A young woman sitting on the ground next to a Simson motorcycle in Schwerin.

So what happened to the idea of Green Investment, of cutting back on climate damaging engines, reducing traffic, and making this country a better, cleaner place to live in? The present government, as with many before it, subsidises the purchase and use of company cars. It gives companies money to use cars which directly effect the air that we breath, the ground and water we need to survive. These subsidies total several billion euro a year. If we are to move away from the polluting engines, and to cleaner means of travel, it makes sense to invest in the clean and tax the dirty. Politics however, is not always about sense, but more often about vested interests.
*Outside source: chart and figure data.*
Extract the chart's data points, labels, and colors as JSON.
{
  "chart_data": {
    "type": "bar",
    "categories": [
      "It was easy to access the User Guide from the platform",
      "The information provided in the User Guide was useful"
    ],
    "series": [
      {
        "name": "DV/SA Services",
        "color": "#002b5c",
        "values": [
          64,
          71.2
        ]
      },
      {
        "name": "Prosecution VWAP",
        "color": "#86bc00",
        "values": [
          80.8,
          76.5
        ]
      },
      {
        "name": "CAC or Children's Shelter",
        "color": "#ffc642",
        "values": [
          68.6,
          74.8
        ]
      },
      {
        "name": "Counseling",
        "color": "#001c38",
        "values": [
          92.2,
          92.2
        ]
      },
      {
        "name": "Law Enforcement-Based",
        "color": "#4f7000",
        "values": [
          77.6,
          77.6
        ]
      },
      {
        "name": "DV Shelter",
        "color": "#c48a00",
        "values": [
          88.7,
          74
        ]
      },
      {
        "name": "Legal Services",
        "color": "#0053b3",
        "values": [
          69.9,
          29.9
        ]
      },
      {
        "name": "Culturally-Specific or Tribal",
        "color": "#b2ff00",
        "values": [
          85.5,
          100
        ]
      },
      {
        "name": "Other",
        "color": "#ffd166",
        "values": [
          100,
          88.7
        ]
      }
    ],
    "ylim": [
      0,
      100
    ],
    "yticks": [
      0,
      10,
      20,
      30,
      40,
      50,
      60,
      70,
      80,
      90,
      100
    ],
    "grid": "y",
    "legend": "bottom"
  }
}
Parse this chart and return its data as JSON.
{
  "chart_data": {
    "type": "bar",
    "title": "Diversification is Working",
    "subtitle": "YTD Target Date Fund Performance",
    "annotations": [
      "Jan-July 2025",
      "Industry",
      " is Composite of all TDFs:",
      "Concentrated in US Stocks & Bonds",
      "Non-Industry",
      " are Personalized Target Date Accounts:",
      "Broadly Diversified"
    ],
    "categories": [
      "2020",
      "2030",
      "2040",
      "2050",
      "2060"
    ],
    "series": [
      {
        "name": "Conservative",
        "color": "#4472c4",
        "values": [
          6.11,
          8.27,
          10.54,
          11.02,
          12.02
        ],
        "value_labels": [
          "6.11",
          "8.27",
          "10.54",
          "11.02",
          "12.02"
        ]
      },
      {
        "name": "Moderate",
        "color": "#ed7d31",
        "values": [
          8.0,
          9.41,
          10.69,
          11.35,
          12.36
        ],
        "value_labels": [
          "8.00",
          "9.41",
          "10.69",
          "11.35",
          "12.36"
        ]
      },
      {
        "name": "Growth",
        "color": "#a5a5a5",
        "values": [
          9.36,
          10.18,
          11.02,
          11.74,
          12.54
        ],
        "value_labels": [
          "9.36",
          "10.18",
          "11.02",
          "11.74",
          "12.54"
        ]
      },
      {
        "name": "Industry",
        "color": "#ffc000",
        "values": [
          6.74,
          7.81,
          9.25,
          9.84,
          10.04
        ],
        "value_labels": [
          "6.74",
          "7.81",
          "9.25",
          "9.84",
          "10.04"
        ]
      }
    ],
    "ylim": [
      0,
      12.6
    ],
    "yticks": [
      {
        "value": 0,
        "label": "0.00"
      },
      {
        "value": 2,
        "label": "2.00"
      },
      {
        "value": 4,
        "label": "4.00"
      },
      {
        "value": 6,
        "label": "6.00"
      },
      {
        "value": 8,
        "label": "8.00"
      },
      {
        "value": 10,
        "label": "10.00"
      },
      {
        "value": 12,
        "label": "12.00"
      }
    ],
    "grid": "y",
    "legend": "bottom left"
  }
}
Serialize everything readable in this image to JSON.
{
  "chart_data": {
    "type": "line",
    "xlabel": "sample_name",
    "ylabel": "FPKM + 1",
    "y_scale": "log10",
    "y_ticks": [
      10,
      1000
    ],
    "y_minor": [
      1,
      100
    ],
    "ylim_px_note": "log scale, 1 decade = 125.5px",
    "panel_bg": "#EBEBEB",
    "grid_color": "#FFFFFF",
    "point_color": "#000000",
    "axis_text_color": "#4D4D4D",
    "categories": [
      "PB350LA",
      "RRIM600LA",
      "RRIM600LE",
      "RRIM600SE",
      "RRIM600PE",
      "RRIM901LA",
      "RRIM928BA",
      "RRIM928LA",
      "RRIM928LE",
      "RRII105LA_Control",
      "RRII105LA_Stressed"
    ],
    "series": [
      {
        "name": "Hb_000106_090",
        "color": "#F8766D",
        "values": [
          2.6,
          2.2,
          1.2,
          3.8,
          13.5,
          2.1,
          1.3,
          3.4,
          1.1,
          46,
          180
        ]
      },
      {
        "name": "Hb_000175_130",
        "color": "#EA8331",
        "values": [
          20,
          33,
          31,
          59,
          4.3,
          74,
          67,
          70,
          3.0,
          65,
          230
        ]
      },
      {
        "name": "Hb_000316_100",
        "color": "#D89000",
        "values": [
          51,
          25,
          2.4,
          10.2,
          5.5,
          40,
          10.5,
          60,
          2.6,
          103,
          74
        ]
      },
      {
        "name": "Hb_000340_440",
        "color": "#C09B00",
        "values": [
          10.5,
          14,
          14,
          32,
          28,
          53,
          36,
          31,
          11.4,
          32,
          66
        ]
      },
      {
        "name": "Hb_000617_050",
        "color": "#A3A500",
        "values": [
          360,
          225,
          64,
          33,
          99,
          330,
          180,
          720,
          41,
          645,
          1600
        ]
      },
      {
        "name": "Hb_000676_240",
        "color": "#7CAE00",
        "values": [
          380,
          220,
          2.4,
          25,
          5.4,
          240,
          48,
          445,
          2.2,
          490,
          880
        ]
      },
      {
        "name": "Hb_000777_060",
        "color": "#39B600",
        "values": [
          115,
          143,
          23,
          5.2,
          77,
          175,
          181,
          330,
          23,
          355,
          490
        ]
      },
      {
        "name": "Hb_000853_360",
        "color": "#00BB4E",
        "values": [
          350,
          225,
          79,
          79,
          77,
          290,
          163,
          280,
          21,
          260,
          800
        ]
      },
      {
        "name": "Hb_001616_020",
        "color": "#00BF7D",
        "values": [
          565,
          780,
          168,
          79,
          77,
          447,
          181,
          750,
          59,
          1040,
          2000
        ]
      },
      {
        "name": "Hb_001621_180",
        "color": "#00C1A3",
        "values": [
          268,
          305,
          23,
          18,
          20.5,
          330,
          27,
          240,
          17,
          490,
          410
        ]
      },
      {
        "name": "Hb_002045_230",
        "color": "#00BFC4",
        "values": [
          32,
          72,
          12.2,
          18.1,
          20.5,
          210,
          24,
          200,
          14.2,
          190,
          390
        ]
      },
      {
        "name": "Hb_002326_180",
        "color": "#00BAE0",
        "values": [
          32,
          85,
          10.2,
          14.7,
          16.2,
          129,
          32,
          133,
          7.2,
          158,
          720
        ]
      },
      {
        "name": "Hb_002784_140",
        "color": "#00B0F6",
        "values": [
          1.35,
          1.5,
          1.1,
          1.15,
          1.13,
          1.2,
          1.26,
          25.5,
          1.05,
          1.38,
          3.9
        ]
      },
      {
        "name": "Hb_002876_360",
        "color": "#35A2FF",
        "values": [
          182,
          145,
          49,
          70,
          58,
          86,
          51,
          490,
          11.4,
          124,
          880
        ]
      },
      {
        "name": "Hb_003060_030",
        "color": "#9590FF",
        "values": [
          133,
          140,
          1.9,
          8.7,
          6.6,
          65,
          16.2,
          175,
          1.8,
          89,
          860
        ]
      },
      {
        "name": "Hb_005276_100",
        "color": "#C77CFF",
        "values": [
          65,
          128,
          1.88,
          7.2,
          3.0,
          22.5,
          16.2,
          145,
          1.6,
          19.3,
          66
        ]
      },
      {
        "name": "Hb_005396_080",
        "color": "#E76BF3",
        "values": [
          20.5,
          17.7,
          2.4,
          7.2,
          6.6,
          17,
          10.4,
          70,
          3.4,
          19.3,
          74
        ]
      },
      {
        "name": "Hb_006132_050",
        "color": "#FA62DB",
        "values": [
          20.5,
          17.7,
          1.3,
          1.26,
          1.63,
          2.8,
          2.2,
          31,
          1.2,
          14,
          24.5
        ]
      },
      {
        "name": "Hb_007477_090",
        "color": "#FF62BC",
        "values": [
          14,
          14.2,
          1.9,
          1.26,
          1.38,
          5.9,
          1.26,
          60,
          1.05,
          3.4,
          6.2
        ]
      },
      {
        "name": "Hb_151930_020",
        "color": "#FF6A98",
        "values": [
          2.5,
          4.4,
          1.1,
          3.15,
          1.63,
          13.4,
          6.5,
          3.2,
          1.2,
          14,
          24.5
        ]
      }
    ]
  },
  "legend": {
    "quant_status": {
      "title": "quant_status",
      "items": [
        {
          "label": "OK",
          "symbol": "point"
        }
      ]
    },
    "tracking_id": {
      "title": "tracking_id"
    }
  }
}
There are groups in Germany who are fighting – sometimes by means many find abhorrent – for change. The Fridays For Future movement still exists, even if it has been overrun, some might say, by the more militant activists who, let’s be honest, have their rights and purpose too. Perhaps the peaceful demonstrations we have seen over the last few years need to evolve and take on the form of a string lobbying movement; the numbers are there, as is the will. Perhaps it needs to be made clear that a new generation is growing into a world they wish to keep, and the old political parties and their conservative – regardless of left, centre or right, and written with a small c – outlook is out of date. New parties are being formed, and gaining ground. And why, many should be asking their local parliamentary representatives, are all these funds being spent to benefit the minority, who make profits which could easily cover any small financial loss, rather than being spent to enhance the lives and environment of the majority?